WSIC-1950 Sell Off- 53 Bates Street NW

In lieu of a February Black History post, WSIC continues, because it is Black History.

The Washington Sanitary Improvement Company (WSIC) was a late 19th century charitable capitalism experiment that ended in the 1950s. This blog started looking at the homes that were supposed to be sold to African American home buyers, after decades of mainly renting to white tenants.

Looking at WSIC properties they tend to have a pattern where the properties were sold to a three business partners, Nathaniel J. Taube, Nathan Levin and James B. Evans as the Colonial Investment Co. for $3 million dollars. Those partners sold to African American buyers. There was usually a foreclosure. In 1956 Nathan Levin died and Colonial Inv. Co. vice president Harry A. Badt took his place in the foreclosure paperwork. Then the property wound up in the hands of George Basiliko and or the DC Redevelopment Land Agency (RLA). Then there were the odd lucky ones who managed to avoid that fate.photo of property

Let’s see what happens with 53 Bates St NW:

  • December 1950 (recorded Jan 26, 1951) Evans, Levin and Taube sold one-half of 53 Bates NW to Mrs. Claudia McConnell Bailey.
  • December 1950 (recorded Jan 26, 1951) Mrs. Bailey borrowed $2,900 from Colonial Investment Co. favorite trustees Abraham H. Levin and Robert G. Weightman.
  • December 1950 (recorded Jan 26, 1951) Evans, Levin, and Taube sold the other half of 53 Bates St NW to Ellen and L.J. McClure.
  • December 1950 the McClures borrowed $2,900 from trustees Abraham H. Levin and Robert G. Weightman.
  • February 1962 Mrs. Bailey was released from her mortgage.
  • November 1966 the McClures were released from their mortgage.
  • November 1971, Mrs. Bailey, the heirs of LJ and Ellen McClure and  their spouses (Arthur and Mittie Elizabeth M. Jackson, Henrietta and Teamer McClure) sold the whole of 53 Bates to the DC Redevelopment Land Agency (RLA).
  • July 1978 there is a contract (doc 7800024140) between the DC RLA and the Bates Street Associates, Incorporated (BSA) There is no corresponding deed located, but the property was transferred to BSA.

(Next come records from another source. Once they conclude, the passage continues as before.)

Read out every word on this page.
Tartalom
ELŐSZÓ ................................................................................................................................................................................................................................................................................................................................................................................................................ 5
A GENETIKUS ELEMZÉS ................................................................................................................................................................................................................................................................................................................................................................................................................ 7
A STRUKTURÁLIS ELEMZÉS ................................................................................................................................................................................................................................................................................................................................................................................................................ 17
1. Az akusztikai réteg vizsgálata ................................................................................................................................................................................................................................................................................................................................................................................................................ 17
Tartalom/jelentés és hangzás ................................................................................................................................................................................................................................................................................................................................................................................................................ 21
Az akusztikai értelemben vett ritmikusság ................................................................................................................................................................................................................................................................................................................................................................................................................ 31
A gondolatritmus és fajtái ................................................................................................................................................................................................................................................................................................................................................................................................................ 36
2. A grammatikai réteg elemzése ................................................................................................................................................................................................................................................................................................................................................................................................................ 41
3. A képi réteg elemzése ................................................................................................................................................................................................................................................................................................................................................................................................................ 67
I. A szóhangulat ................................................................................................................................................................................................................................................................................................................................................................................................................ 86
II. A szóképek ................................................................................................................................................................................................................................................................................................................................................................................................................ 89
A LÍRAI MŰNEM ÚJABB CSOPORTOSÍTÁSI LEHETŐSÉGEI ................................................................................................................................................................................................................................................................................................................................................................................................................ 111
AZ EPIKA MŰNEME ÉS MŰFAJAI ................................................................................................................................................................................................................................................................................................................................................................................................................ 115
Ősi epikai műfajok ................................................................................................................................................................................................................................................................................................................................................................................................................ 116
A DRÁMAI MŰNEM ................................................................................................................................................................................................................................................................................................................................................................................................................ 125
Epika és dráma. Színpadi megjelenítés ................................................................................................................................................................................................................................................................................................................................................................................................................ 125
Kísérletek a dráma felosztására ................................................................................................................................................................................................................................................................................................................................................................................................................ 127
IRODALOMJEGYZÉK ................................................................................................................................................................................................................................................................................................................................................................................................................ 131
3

It starts off well. The original buyers purchase their halves. They pay off the mortgages and they are able to pass it on to their children or sell it. And they all sell to DC RLA who then sells/ transferred it to BSA.

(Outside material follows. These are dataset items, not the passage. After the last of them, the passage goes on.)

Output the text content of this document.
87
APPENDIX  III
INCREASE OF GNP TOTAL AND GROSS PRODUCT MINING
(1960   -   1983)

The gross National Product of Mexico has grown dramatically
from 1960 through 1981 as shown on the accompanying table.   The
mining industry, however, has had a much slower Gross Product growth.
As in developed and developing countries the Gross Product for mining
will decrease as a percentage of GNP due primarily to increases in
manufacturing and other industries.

Mrs. Bailey may have been separated from her husband Matthew Bailey. They were married October 20, 1943 in Washington, DC. He was 50 years old and she was 44. They are captured in the 1950 census where they lived at 917 8th St NW(?). He was a caretaker for an apartment building and she worked as a clerk for the War Department. In the census they are the same age, 57 and both from North Carolina.